A military coup on Monday October 15th brought to an end the regime of General Carlos Romero and installed a civilian-military junta to govern the country. Romero gave a guarded and conditional welcome to the change. This was denounced as a betrayal by some leftist groups.

1979 December 

In the last days of the month Brazilian Cardinal Aloisio Lorscheider made an unofficial fact-finding mission to El Salvador on behalf of the Holy See.

1980 January 

The civilian-military junta collapsed and was replaced by a second junta following an agreement between the military and the Christian Democrat party.

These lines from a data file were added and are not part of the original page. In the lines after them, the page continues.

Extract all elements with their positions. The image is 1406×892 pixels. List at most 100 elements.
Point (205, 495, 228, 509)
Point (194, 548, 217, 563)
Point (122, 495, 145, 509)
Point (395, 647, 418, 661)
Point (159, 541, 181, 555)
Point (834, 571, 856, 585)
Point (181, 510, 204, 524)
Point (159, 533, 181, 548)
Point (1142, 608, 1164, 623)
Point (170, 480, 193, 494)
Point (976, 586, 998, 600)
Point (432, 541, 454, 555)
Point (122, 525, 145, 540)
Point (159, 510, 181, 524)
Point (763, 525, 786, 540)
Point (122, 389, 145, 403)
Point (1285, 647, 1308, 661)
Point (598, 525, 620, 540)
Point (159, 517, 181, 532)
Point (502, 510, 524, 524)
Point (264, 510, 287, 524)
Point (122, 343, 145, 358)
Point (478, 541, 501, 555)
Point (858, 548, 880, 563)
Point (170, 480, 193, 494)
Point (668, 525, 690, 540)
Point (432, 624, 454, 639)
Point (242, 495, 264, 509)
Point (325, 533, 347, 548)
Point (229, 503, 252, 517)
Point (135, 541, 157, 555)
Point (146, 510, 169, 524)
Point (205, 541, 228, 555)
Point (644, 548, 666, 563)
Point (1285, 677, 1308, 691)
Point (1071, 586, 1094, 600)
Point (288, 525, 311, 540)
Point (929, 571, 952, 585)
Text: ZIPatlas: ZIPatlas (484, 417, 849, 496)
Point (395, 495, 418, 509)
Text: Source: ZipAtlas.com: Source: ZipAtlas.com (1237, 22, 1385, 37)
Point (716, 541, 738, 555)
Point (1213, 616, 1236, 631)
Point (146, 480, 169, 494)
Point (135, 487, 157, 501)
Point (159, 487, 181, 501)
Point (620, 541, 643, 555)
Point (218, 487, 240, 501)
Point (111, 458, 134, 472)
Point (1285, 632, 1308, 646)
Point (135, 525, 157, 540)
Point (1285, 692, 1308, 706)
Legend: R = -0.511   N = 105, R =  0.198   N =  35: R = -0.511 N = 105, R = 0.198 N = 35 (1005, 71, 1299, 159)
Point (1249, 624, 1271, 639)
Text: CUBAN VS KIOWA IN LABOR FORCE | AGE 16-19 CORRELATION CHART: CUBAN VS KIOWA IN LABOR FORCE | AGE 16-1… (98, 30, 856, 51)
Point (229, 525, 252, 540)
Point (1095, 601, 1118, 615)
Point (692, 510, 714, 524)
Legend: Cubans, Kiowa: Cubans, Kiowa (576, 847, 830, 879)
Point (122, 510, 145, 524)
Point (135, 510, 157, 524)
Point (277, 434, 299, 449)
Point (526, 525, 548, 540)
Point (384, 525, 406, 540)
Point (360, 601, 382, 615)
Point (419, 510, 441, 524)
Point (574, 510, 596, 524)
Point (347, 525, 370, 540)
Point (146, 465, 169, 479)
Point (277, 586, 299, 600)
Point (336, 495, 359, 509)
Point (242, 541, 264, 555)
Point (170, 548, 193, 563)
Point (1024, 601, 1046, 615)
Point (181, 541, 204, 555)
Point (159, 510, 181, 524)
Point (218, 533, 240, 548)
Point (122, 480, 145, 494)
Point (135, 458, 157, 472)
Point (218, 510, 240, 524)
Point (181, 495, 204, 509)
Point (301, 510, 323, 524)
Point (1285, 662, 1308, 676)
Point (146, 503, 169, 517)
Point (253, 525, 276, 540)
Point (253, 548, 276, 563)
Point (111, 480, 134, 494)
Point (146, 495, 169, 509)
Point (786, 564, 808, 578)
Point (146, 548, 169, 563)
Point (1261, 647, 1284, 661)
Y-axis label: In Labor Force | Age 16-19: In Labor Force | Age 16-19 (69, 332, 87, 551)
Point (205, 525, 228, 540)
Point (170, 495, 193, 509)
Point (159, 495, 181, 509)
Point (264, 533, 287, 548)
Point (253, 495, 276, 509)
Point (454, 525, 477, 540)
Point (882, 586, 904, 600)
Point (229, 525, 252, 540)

Escalating repression culminated in the firing on an orderly demonstration on January 22nd leaving 20 dead and 120 wounded. Civil war was in the air.

1980 February 

Romero made a lightning visit to Belgium to receive an honorary doctorate from Louvain University on February 2nd.  On February 17th Romero sent an Open Letter to US President Jimmy Carter pleading for an end to military aid to the Salvadoran security forces.

1980 March 

A suitcase of dynamite was discovered behind the altar at the Basilica where Romero was to deliver his Sunday morning homily on March 9th. In his last Sunday homily on March 23rd Romero pronounced his own death sentence when he demanded that rank and file soldiers refuse to obey sinful orders to fire on innocent civilians.

1980  Monday March 24th

Romero was assassinated at 18.26 in the evening as he celebrated Mass in the chapel of the Divine Providence cancer hospital where he lived.

1980 Tuesday March 25th

Within twelve hours of Romero’s killing, in Canterbury Cathedral, the site of Thomas a Becket’s 12th century martyrdom, Robert Runcie was installed as Archbishop of Canterbury becoming the spiritual leader and symbolic head of the worldwide Anglican Communion. A special bond was thus established between Oscar Romero and the Anglican Church.

1980 Sunday March 30th   

It was Palm Sunday.  Romero’s funeral mass in front of the Cathedral was disrupted when bombs were thrown into the crowds. Some 40 people died in the shooting and stampede that followed.

1980 May 

On May 7th former army Major Roberto D'Aubuisson was arrested with a group of civilians and soldiers at a farm. The raiders found documents connecting him and the civilians as organizers and financiers of the death squad who killed Archbishop Romero. The National Guard carried out a massacre at the Sumpul River on May 14th, in which an estimated 600 civilians were killed, mostly women and children.

1980 June 

Fr Cosme Spessotto, an Italian Franciscan missionary was shot through the head whilst at prayer in the parish church of San Juan Nonualco on June 14th

1980 December 

Four US women religious, Maura Clarke, Ita Ford, Dorothy Kazel and Jean Donovan, were raped and murdered by soldiers of the National Guard on December 2nd.

From the end of 1980 civil war engulfed El Salvador and ended only in 1992.